Through her writing and photography, she demonstrated "her strong desire to instill her love of nature in others in order to improve their lives and preserve the natural world." In 1917 she became more active in the conservation movement when the Indiana General Assembly passed legislation to allow drainage of state-owned swamps in Noble and LaGrange Counties. She joined with others to urge the state legislature to repeal the law that would lead to the destruction of wetlands in northeastern Indiana. In 1922 she became a founding member of the Izaak Walton League, a national conservation group.

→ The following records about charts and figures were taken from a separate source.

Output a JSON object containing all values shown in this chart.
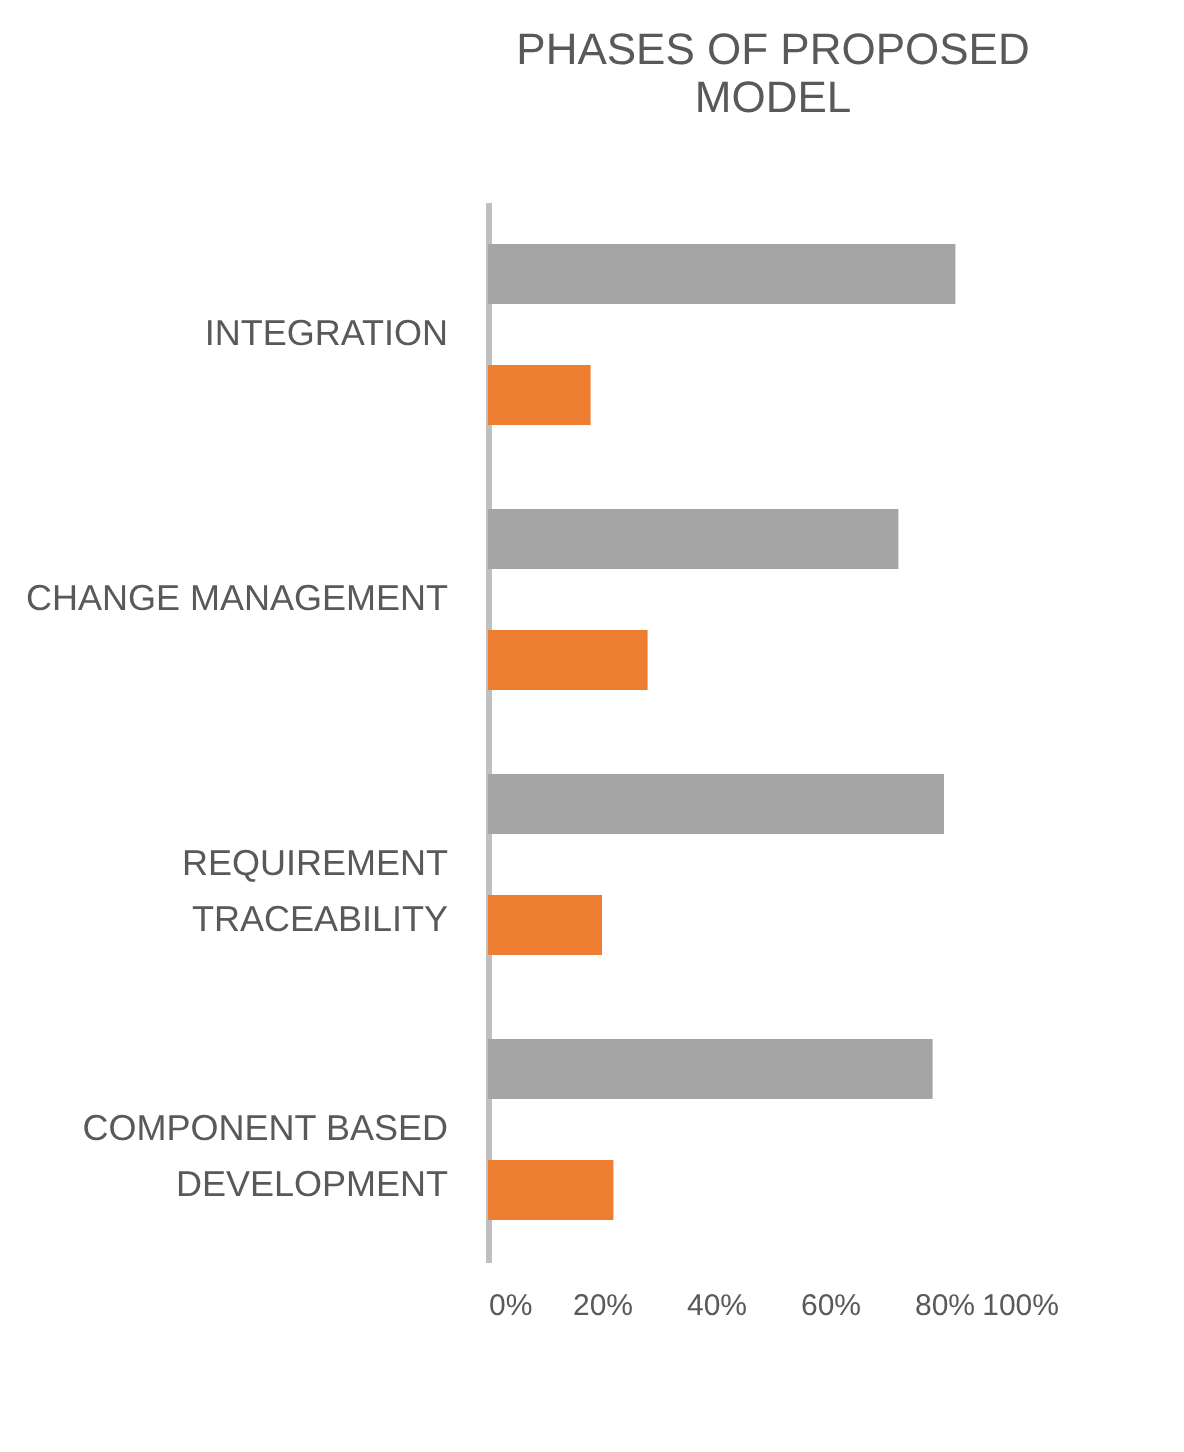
{
  "chart_data": {
    "type": "bar",
    "orientation": "horizontal",
    "title": "PHASES OF PROPOSED MODEL",
    "categories": [
      "INTEGRATION",
      "CHANGE MANAGEMENT",
      "REQUIREMENT TRACEABILITY",
      "COMPONENT BASED DEVELOPMENT"
    ],
    "series": [
      {
        "color": "#a5a5a5",
        "values": [
          82,
          72,
          80,
          78
        ]
      },
      {
        "color": "#ed7d31",
        "values": [
          18,
          28,
          20,
          22
        ]
      }
    ],
    "xlim": [
      0,
      100
    ],
    "xticks": [
      {
        "value": 0,
        "label": "0%"
      },
      {
        "value": 20,
        "label": "20%"
      },
      {
        "value": 40,
        "label": "40%"
      },
      {
        "value": 60,
        "label": "60%"
      },
      {
        "value": 80,
        "label": "80%"
      },
      {
        "value": 100,
        "label": "100%"
      }
    ],
    "grid": false,
    "legend": false
  }
}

Stratton-Porter died at the age of sixty-one, in Los Angeles, California, of injuries received in a traffic accident. The Izaak Walton League paid tribute to her work in its publication, Outdoor America, following her death, "if we can write her epitaph in terms of clean rivers, clean outdoor playgrounds, and clean young hearts, we shall have done what she would have asked."
Her two former residences in Indiana, the Limberlost Cabin in Geneva and the Cabin at Wildflower Woods near Rome City, have been acquired by the State of Indiana and designated as state historic sites to honor her work and relate the story of her life.